# Managed Bean - kein Fassade Pattern



## damien (9. Feb 2010)

Hallo,

warum kann man bei einem Managed Bean, das auf SessionBeans im AWK zugreift nicht vom Fassade-Pattern sprechen ?


----------



## maki (9. Feb 2010)

Das remote Interface der SessionBean ist die (Remote) Facade.
Die ManagedBean ist ein (View)Controller.


----------



## damien (9. Feb 2010)

maki hat gesagt.:


> Das remote Interface der SessionBean ist die (Remote) Facade.
> Die ManagedBean ist ein (View)Controller.



Gehen wir davon aus, dass es sich um ein Local Interface handelt, also kein Remote.

Ich hab in der Klausur geschrieben, dass es sich um eine Controller-Klasse nach dem MVC-Pattern handelt, die sich nur von der Weboberfläche aus aufrufen lässt.

Andere haben geschrieben, dass die Session Bean ja auch von Web-Services usw. aufgerufen werden kann, die MgdBean also keine Fassade ist.
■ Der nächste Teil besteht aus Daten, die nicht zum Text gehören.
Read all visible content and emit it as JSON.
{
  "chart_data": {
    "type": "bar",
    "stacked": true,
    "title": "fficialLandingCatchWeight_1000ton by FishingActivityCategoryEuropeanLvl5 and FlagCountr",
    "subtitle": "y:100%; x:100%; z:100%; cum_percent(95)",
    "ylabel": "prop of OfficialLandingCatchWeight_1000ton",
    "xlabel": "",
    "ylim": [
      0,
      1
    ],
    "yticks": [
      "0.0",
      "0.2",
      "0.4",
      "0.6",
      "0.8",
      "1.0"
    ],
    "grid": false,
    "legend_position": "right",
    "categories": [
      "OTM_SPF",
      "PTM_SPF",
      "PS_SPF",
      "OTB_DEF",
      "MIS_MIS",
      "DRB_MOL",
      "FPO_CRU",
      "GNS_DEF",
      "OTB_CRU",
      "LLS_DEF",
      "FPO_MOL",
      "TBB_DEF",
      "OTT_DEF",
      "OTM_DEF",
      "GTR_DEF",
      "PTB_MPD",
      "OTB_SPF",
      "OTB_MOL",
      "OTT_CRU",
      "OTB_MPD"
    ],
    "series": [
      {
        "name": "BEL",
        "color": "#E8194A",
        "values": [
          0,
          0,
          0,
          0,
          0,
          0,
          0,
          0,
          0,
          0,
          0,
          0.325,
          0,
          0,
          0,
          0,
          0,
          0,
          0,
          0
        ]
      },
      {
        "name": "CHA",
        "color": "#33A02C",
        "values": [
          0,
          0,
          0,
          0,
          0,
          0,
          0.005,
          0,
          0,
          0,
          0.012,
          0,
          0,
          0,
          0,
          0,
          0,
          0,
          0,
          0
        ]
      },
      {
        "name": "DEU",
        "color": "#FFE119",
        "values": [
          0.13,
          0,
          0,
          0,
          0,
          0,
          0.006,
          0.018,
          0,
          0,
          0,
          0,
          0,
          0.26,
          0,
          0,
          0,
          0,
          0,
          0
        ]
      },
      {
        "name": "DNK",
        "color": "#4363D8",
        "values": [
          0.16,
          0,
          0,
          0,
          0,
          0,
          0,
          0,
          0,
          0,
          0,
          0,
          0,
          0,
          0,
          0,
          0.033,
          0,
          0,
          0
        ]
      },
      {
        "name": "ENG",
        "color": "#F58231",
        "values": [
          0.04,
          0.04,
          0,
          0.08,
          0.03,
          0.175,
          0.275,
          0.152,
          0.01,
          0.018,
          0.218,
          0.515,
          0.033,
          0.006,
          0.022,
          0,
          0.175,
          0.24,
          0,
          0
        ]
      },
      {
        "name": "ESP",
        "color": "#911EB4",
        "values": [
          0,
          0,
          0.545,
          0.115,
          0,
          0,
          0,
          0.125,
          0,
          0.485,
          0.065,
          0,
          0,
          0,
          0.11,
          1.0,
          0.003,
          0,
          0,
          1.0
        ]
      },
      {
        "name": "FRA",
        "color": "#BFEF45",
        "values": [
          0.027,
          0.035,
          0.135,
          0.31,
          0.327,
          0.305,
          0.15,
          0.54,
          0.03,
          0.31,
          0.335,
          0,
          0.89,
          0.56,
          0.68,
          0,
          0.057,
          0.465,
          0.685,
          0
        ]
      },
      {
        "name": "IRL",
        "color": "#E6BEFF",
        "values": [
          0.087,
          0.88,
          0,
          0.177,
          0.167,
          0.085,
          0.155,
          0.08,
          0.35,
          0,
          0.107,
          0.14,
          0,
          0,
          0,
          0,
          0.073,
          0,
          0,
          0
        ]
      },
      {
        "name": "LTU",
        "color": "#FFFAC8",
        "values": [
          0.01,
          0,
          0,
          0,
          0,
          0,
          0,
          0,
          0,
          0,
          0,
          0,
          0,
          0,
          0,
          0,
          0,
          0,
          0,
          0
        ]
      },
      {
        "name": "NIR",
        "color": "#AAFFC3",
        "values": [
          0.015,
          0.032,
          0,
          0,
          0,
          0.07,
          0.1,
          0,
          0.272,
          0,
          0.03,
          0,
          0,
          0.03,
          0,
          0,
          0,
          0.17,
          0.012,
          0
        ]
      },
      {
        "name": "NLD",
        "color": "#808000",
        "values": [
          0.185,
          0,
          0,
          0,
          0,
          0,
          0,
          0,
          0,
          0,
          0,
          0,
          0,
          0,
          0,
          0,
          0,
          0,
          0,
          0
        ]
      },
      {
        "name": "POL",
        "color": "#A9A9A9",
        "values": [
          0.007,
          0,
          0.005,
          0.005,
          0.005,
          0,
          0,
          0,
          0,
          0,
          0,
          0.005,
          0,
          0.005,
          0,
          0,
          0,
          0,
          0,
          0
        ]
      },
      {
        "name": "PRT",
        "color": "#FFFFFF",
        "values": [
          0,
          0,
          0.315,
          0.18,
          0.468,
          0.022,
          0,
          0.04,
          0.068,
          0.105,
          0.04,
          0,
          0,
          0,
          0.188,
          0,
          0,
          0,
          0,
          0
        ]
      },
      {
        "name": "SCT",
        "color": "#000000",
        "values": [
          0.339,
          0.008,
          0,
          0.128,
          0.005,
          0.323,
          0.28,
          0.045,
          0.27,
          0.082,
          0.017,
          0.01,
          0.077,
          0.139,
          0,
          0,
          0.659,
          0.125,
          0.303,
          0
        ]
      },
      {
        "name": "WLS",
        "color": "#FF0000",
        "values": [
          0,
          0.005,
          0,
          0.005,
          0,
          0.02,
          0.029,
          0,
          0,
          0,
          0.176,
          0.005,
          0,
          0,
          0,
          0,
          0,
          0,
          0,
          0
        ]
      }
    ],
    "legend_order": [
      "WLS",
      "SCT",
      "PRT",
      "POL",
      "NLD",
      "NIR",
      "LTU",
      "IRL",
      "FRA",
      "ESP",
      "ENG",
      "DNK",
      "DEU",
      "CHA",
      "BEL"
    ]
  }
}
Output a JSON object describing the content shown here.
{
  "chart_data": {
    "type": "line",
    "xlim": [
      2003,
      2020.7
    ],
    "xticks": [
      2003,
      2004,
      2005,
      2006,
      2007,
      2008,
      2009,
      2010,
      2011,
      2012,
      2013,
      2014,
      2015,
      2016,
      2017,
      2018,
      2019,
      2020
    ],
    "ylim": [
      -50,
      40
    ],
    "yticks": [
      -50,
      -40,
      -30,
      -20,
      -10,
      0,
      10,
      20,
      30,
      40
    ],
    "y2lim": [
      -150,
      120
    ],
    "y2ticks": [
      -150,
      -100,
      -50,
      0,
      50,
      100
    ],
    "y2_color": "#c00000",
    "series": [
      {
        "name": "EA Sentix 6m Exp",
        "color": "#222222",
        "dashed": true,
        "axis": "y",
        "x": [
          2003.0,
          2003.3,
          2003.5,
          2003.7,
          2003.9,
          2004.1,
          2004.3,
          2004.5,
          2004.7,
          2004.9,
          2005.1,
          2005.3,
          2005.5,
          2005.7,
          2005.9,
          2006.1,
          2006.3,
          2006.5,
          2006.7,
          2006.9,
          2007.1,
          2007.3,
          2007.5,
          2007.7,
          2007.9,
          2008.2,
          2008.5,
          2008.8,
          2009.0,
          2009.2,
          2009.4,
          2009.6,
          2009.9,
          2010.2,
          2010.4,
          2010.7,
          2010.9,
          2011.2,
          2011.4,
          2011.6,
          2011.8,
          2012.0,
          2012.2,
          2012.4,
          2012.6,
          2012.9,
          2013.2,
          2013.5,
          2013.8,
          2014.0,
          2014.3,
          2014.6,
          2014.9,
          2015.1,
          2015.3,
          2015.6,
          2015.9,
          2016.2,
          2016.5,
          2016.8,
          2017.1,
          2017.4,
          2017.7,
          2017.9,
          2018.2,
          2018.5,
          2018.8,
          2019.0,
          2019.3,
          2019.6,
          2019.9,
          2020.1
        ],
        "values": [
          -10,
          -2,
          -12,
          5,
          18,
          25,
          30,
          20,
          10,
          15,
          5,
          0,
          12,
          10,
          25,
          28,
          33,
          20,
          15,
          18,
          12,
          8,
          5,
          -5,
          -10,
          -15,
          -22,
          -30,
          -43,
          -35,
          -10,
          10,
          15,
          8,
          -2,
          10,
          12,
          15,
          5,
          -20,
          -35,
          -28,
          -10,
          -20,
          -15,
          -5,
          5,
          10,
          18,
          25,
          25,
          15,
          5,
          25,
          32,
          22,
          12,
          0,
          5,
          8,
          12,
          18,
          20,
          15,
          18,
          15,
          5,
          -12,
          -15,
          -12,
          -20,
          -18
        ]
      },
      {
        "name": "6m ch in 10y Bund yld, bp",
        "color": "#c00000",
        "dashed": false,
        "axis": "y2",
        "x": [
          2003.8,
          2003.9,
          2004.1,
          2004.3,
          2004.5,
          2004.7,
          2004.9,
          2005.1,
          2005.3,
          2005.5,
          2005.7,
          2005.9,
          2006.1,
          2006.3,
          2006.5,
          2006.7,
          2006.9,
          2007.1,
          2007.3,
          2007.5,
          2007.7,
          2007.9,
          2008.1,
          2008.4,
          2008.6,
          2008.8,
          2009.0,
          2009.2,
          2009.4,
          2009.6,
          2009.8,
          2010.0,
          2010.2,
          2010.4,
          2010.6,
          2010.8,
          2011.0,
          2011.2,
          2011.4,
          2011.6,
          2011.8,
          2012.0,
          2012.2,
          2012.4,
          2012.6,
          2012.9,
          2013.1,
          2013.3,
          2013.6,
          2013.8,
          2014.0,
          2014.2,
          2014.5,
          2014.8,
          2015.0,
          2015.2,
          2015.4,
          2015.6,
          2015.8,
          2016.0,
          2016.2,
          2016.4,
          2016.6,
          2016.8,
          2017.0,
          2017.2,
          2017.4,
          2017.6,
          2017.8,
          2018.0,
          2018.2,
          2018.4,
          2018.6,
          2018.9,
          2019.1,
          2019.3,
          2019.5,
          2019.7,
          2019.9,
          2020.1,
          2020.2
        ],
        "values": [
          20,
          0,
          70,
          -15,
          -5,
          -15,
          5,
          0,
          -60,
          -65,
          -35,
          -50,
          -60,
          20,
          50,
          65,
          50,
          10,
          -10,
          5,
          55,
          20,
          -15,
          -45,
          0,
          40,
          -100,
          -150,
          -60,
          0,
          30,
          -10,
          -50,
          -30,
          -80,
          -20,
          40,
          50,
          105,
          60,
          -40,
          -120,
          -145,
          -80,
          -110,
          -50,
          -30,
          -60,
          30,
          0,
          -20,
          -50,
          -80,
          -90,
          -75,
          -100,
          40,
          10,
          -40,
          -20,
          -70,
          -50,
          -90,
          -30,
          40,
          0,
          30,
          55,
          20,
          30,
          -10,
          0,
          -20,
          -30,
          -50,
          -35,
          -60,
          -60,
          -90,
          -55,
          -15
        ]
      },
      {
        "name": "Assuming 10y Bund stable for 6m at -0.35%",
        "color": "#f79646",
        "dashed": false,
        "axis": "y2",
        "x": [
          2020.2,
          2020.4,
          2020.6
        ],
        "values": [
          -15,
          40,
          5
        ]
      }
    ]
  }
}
Es gab einen Punkt für die Antwort, bin jetzt verunsichert wegen meiner Antwort.


----------



## maki (9. Feb 2010)

> Gehen wir davon aus, dass es sich um ein Local Interface handelt, also kein Remote.


Dann ist es halt keine remote Facade, sondern "nur" eine Facade... 

Eine ManageBean ist keine Facade, sondern ein Controller, manchmal auch nur ein Model, manchmal beides, aber niemals eine Facade


----------



## damien (9. Feb 2010)

Sagen wir, du müsstest die Klausur korrigieren, würdest du einen Punkt für meine Antwort geben ?


----------



## maki (9. Feb 2010)

*verschoben*

Ich würde dir definitiv keinen Punkt dafür geben dass du hier (Forum Softwareentwicklung) solche Fragen stellst 

Ich sagte doch bereits dass eine ManagedBean ein Controller und keine Facade ist, die beiden schliessen sich weder aus noch haben sie was gemeinsam.


----------



## damien (9. Feb 2010)

Alles klar, vielen Dank.

Bzgl. des Forums, dachte ich, da es sich um eine Patternfrage handelt.... Sorry.


----------



## maki (9. Feb 2010)

damien hat gesagt.:


> Bzgl. des Forums, dachte ich, da es sich um eine Patternfrage handelt.... Sorry.


Das war sie auch, bist du mich nach Punkten gefragt hast


----------